> On 12 Mar 2022, at 03:46, Andres Freund <andres@anarazel.de> wrote:
>> + <para>
>> + The <literal>login</literal> event occurs when a user logs in to the
>> + system.
>> + Any bugs in a trigger procedure for this event may prevent successful
>> + login to the system. Such bugs may be fixed after first restarting the
>> + system in single-user mode (as event triggers are disabled in this mode).
>> + See the <xref linkend="app-postgres"/> reference page for details about
>> + using single-user mode.
>> + </para>
>
> I'm strongly against adding any new dependencies on single user mode.
>
> A saner approach might be a superuser-only GUC that can be set as part of the
> connection data (e.g. PGOPTIONS='-c ignore_login_event_trigger=true').

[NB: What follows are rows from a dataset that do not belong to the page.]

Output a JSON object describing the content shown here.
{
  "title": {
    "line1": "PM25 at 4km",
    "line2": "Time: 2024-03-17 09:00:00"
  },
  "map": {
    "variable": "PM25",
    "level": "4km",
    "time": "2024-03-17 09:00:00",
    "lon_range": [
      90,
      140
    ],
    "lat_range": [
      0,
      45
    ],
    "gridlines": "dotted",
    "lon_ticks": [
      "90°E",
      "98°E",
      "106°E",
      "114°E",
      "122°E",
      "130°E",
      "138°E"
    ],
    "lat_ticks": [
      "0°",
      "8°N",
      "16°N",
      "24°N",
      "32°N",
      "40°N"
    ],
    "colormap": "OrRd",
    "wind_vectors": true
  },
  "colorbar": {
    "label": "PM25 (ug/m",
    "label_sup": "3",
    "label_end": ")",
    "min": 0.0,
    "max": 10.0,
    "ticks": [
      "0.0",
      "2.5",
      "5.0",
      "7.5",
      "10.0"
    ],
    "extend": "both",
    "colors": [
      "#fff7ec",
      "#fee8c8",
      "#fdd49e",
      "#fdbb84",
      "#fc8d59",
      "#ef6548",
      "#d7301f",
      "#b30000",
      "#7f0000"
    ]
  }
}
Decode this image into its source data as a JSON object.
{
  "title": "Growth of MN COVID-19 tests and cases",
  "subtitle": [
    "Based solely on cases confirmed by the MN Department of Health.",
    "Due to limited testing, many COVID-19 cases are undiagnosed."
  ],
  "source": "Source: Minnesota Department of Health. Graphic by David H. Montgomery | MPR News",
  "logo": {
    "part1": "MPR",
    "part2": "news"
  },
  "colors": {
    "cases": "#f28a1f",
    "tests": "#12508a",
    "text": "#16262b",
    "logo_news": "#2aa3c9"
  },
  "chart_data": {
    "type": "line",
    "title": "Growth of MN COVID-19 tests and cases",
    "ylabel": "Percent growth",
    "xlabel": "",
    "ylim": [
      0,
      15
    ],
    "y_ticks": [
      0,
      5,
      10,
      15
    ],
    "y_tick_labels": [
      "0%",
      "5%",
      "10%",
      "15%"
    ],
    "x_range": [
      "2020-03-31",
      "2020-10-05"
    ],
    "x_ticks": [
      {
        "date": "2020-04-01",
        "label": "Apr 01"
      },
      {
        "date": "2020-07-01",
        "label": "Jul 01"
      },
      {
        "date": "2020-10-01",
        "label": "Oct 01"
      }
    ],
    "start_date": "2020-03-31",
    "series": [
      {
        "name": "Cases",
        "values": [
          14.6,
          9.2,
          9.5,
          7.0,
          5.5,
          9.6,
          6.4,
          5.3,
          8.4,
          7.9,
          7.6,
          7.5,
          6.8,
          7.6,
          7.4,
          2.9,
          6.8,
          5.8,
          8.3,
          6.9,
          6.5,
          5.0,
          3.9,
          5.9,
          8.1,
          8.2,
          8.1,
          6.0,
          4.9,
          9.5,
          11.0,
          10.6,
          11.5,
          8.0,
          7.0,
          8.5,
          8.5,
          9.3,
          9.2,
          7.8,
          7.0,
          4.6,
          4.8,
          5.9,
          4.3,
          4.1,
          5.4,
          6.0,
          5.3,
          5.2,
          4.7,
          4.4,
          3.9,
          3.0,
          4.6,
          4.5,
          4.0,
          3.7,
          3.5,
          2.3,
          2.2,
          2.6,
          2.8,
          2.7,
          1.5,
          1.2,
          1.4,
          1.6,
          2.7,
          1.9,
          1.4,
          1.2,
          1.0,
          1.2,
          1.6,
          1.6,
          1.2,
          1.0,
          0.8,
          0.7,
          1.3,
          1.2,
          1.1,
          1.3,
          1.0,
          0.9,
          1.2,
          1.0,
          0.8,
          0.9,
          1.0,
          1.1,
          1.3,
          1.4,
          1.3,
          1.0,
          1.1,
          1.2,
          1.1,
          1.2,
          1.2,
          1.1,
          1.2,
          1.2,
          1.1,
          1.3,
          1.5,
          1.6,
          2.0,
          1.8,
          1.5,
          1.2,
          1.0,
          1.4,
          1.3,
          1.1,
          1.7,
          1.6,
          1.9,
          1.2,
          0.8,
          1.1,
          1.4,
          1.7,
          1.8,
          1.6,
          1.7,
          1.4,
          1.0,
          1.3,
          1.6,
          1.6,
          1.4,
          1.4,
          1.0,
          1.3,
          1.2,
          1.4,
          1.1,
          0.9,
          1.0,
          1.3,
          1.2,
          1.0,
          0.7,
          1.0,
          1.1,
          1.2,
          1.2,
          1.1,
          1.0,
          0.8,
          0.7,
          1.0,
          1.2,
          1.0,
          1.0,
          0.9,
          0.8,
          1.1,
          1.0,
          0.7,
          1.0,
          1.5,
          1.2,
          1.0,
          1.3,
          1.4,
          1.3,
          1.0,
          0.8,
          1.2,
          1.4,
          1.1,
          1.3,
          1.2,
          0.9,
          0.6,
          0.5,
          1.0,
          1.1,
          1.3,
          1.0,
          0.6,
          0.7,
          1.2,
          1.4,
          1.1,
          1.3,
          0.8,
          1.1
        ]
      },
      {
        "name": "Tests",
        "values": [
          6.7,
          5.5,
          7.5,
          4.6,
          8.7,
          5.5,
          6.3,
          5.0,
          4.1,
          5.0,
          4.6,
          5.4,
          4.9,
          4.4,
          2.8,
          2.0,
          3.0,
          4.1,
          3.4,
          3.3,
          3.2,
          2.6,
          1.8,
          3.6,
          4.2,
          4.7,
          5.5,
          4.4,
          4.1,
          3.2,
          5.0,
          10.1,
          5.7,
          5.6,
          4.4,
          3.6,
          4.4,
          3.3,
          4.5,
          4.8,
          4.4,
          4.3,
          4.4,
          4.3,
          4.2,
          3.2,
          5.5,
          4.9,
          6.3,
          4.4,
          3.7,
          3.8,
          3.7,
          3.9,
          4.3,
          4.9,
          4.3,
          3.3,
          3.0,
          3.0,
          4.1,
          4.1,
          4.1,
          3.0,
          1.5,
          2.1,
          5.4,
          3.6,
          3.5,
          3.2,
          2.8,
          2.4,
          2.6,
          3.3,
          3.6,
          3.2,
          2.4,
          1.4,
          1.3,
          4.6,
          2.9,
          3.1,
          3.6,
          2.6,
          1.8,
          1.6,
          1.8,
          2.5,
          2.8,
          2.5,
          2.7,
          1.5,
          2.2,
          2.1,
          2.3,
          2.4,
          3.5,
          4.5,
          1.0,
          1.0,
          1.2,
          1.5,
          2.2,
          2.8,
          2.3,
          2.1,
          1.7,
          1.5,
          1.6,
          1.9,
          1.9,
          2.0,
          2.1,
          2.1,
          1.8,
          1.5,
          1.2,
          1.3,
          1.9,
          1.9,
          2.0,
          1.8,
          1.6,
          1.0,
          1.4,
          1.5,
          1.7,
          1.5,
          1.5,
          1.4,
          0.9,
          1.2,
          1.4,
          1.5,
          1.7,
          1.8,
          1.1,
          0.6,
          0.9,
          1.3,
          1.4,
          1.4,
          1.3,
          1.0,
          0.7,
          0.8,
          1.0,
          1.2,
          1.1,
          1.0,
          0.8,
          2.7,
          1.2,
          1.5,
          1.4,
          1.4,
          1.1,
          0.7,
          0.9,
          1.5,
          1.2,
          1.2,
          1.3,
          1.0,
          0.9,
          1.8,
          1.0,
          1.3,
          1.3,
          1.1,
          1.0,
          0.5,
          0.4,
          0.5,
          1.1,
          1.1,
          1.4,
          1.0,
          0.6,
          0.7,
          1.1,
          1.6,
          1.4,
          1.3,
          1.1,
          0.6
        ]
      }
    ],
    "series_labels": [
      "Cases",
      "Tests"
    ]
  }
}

This, and similar approaches, has been discussed in this thread. I'm not a fan
of holes punched with GUC's like this, but if you plan on removing single-user
mode (as I recall seeing in an initdb thread) altogether then that kills the
discussion. So.
Since we already recommend single-user mode to handle broken event triggers, we
should IMO do something to cover all of them rather than risk ending up with
one disabling GUC per each event type. Right now we have this on the CREATE
EVENT TRIGGER reference page:
"Event triggers are disabled in single-user mode (see postgres). If an
erroneous event trigger disables the database so much that you can't even
drop the trigger, restart in single-user mode and you'll be able to do
that."
Something like a '-c ignore_event_trigger=<event|all>' GUC perhaps?